PHDF5, testpar/t_mpi fails

I am attempting to install HDF5 (latest stable release, v1.14.4-3) with enable-parallel, but the testpar/t_mpi test in ‘make check’ fails.
This is with Intel OneAPI, v2021.9.0 on a AWS instance. My configure line is:
–with-zlib=$ZLIB --enable-fortran --enable-hl --enable-parallel --disable-shared
where ZLIB is where I installed the zlib compression library.

I currently don’t have the option of updating the Intel OneAPI version.

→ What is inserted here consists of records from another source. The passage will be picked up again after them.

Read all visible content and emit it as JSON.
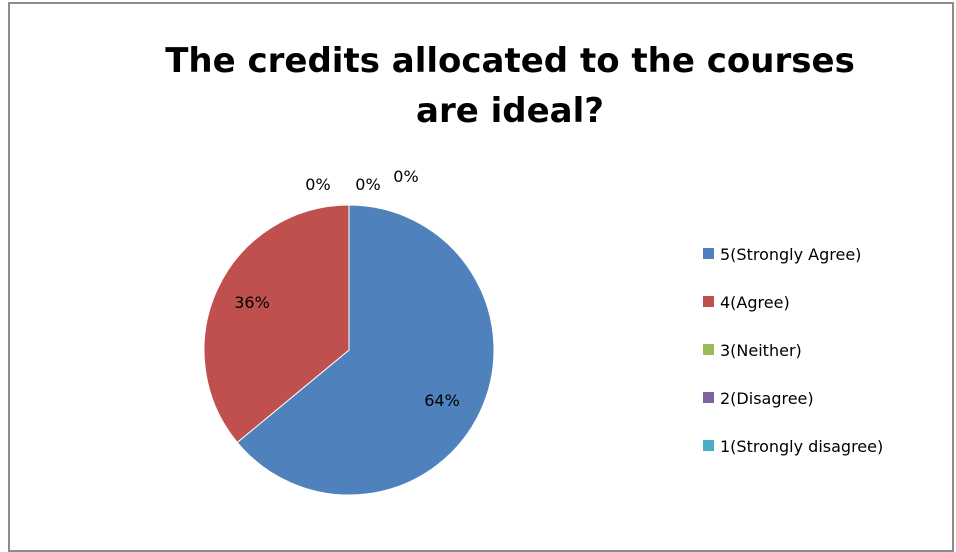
{
  "chart_data": {
    "type": "pie",
    "title_lines": [
      "The credits allocated to the courses",
      "are ideal?"
    ],
    "slices": [
      {
        "label": "5(Strongly Agree)",
        "value": 64,
        "display": "64%",
        "color": "#4f81bd"
      },
      {
        "label": "4(Agree)",
        "value": 36,
        "display": "36%",
        "color": "#c0504d"
      },
      {
        "label": "3(Neither)",
        "value": 0,
        "display": "0%",
        "color": "#9bbb59"
      },
      {
        "label": "2(Disagree)",
        "value": 0,
        "display": "0%",
        "color": "#8064a2"
      },
      {
        "label": "1(Strongly disagree)",
        "value": 0,
        "display": "0%",
        "color": "#4bacc6"
      }
    ],
    "legend_position": "right"
  }
}
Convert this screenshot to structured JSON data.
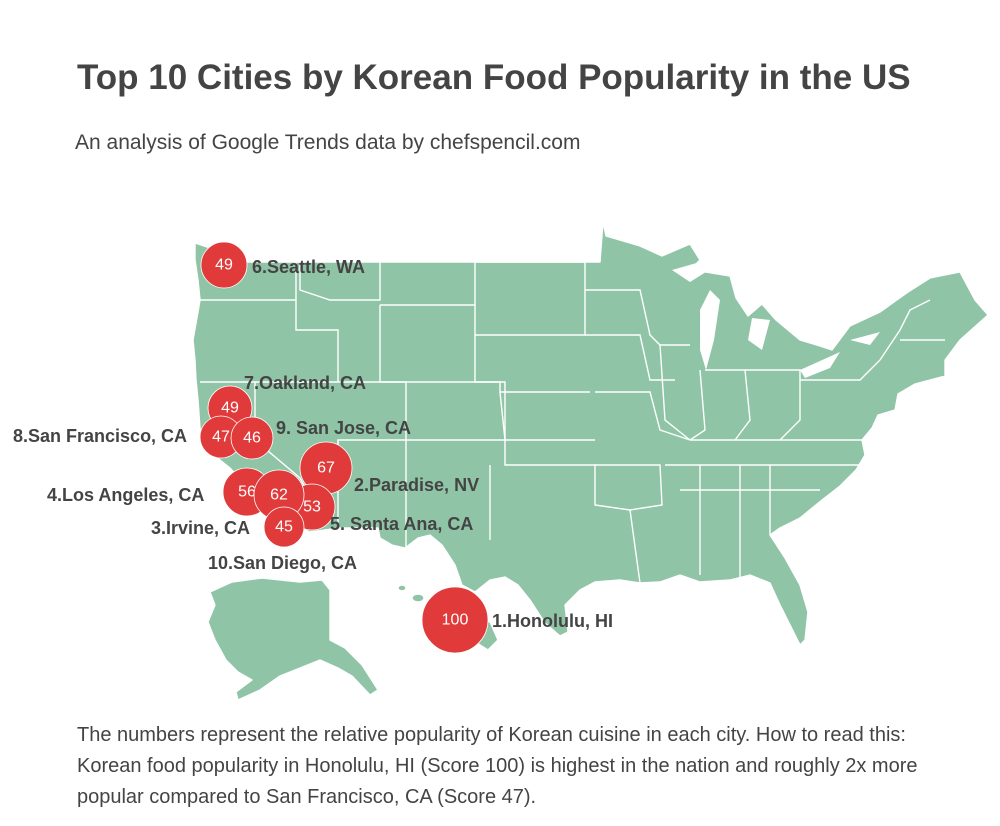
{
  "header": {
    "title": "Top 10 Cities by Korean Food Popularity in the US",
    "subtitle": "An analysis of Google Trends data by chefspencil.com"
  },
  "map": {
    "region": "United States",
    "fill_color": "#8fc4a6",
    "border_color": "#ffffff",
    "marker_color": "#e03a3a",
    "cities": [
      {
        "rank": 1,
        "label": "1.Honolulu, HI",
        "score": "100"
      },
      {
        "rank": 2,
        "label": "2.Paradise, NV",
        "score": "67"
      },
      {
        "rank": 3,
        "label": "3.Irvine, CA",
        "score": "62"
      },
      {
        "rank": 4,
        "label": "4.Los Angeles, CA",
        "score": "56"
      },
      {
        "rank": 5,
        "label": "5. Santa Ana, CA",
        "score": "53"
      },
      {
        "rank": 6,
        "label": "6.Seattle, WA",
        "score": "49"
      },
      {
        "rank": 7,
        "label": "7.Oakland, CA",
        "score": "49"
      },
      {
        "rank": 8,
        "label": "8.San Francisco, CA",
        "score": "47"
      },
      {
        "rank": 9,
        "label": "9. San Jose, CA",
        "score": "46"
      },
      {
        "rank": 10,
        "label": "10.San Diego, CA",
        "score": "45"
      }
    ]
  },
  "footnote": "The numbers represent the relative popularity of Korean cuisine in each city. How to read this: Korean food popularity in Honolulu, HI (Score 100) is highest in the nation and roughly 2x more popular compared to San Francisco, CA (Score 47)."
}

I would love if someone could help me. Thanks!

Hi, @gregory.thompson !

What’s your OS - windows / mac / linux?

It’s Linux2 on AWS.

Would building a more recent version of MPI make any difference? I have read something related to ROMIO in an older version of Intel’s MPI is to blame. But if I install a newer MPI in a local dir (I’m unable to override system level installs), does it matter?

Probably.

This is one of our daily test results that is the closest to your setting:

Test: MPI_TEST_t_mpi (Passed)
Build: 1.14.6-openmpi/4.1.2–intel-classic/2021.10.0-magic-Linux-4.18.0-553.27.1.1toss.t4.x86_64-x86_64 (corona211) on 2025-02-05 15:14:12

The Build line means:

HDF5: 1.14.6 (coming soon)
OpenMPI: 4.1.2
oneAPI: 2021.10.0

Thanks for that info. Please excuse my possible blunders, but I am a scientist trying to build an application that can greatly benefit from HDF5’s parallel I/O. My knowledge of “system administration” or software stack installation is seriously low.

For clarification, if I build MPICH v4.3.0 from scratch using the intel icc/ifort compilers, then put the resulting include and lib folders in CPPFLAGS and LDFLAGS when I try building HDF5, does that achieve an effective replacement to the pre-installed OneAPI MPI versions?

Hi, @gregory.thompson !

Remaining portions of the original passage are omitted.